Hier je me suis tapé une honte/shame/7shouma comme il ne m'était pas arrivé depuis longtemps et comme je suis foncièrement généreux, je partage ça avec vous. Je suis allé à la piscine un peu tard (vers 22h) et je suis sorti bien crevé. Il fallait encore que je me tape le retour à pied jusqu'au studio (bien quinze-vingt minutes avec pente/escalier) et j'étais un peu chargé. Il faut savoir que quelques fois, dans ces moments de grosse flamigue (flemme et fatigue à la fois), il m'arrive de craquer un peu (tout petit peu)... Le truc c'est que normalement le chemin sur lequel j'étais est désert à cette heure-là. J'étais donc convaincu d'être seul. Dans un mélange de craquage et, disons-le, d'espoir, je tente alors un Shunkan Idō. "Gné ?" me direz-vous. C'est tout droit sorti de DBZ et ça permet à San Goku de se déplacer où il veut instantément (ça m'aurait bien arrangé à ce moment). C'est pas tout à fait discret comme geste :

sangoku.jpg

surtout quand on l'associe d'un petit cri (oui j'ai fait ça) et que ... et que un groupe de jeunes est justement à 20 mètres devant moi, complètement morts de rire. VDM comme on dit.
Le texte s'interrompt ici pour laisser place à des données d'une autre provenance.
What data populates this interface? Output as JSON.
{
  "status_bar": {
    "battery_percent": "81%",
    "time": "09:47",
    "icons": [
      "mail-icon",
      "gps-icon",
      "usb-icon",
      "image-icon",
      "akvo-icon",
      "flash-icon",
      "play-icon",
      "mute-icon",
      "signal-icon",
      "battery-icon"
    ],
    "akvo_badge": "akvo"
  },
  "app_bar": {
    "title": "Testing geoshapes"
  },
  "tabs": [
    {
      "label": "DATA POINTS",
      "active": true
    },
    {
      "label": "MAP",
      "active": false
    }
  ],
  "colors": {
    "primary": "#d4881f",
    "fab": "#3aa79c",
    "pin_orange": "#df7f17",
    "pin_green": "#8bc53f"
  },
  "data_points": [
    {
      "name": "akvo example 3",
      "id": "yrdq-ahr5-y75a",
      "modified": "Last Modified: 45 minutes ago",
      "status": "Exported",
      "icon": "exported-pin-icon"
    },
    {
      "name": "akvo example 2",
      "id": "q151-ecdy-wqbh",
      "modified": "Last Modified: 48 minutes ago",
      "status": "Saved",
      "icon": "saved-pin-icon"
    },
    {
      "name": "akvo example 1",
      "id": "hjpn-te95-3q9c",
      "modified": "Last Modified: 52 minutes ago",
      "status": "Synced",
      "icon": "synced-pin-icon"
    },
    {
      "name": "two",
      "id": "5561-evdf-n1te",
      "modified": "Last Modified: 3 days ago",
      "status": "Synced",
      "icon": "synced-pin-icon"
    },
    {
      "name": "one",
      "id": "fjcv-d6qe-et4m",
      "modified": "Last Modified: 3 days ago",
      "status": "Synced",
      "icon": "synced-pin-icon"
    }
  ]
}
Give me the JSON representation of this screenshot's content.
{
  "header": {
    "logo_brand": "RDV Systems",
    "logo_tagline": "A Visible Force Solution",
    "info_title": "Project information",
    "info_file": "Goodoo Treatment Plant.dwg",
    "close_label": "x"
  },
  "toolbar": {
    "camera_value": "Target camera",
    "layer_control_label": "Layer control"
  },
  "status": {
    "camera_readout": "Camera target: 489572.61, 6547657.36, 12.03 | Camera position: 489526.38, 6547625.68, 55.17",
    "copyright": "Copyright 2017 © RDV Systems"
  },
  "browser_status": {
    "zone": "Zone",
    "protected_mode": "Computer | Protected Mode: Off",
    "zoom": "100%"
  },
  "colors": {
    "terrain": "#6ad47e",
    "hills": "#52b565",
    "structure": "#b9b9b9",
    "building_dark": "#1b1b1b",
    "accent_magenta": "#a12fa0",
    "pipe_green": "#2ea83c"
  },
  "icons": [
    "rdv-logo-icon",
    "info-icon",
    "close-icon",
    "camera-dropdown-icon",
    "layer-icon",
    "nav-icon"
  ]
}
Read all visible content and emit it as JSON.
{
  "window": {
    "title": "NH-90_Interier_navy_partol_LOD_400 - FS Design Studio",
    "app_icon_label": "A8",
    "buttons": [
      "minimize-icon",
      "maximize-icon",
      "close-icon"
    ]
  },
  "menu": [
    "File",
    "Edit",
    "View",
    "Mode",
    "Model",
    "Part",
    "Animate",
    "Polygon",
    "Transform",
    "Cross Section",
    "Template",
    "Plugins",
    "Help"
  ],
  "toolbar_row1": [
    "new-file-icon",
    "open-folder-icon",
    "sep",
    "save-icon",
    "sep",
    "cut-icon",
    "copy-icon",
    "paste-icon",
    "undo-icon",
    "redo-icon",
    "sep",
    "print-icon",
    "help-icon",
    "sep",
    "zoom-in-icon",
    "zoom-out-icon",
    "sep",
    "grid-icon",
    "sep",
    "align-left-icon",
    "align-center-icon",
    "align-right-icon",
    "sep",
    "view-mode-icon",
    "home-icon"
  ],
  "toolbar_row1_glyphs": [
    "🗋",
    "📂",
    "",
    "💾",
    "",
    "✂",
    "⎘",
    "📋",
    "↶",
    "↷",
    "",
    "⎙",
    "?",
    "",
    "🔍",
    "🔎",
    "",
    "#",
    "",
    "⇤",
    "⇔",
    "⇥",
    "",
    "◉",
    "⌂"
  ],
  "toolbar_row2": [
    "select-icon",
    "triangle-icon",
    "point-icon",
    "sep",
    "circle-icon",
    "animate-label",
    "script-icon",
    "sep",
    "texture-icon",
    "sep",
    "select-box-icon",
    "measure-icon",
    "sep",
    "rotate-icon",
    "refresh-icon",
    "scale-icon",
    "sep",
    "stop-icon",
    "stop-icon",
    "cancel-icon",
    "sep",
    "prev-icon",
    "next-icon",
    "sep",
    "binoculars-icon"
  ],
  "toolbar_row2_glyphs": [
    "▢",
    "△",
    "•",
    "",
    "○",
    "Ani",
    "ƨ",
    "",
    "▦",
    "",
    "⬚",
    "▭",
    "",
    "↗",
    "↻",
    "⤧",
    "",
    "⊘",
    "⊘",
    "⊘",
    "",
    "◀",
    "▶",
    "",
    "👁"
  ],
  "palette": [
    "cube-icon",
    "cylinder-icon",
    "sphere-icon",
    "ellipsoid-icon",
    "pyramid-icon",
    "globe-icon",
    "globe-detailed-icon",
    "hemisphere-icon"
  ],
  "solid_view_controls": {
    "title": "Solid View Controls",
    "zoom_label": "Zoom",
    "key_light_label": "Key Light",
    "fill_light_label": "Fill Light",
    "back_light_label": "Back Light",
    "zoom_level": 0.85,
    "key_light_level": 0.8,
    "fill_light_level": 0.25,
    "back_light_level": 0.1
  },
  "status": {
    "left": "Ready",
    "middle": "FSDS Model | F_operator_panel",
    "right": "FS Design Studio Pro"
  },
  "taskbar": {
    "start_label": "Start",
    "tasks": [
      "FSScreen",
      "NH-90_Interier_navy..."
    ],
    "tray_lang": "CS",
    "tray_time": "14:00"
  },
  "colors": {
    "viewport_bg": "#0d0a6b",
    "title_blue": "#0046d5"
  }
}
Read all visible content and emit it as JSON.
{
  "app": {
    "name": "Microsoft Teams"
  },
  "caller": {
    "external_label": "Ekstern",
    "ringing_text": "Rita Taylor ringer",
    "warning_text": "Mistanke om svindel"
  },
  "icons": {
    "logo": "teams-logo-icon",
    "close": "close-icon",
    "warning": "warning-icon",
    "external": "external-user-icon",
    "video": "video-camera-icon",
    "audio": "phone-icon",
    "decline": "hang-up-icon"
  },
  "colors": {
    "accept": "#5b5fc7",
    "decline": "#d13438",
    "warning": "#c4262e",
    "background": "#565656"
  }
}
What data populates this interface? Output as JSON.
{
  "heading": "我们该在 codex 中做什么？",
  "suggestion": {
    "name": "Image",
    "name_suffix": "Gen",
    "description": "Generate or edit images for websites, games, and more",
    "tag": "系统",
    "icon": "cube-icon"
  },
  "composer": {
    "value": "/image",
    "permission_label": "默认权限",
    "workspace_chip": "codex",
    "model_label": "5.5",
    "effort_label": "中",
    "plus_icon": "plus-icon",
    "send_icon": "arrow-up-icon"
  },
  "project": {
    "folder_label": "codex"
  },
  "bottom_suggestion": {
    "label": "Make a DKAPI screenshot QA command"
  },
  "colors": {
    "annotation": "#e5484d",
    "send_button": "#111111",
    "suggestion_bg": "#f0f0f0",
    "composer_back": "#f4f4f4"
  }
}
Heureusement ma journée se termine par un joli petit mot glissé sous ma porte par l'accueil de la Villa 2 (là où j'habite). L'écriture, jolie, ronde et appliquée m'annonce gentiment (manque plus que des petits coeurs) :

"Good morning Ayman ; I remember you that there are 917,50 € which you should pay for before 8th April. Greetings !"

Gloups.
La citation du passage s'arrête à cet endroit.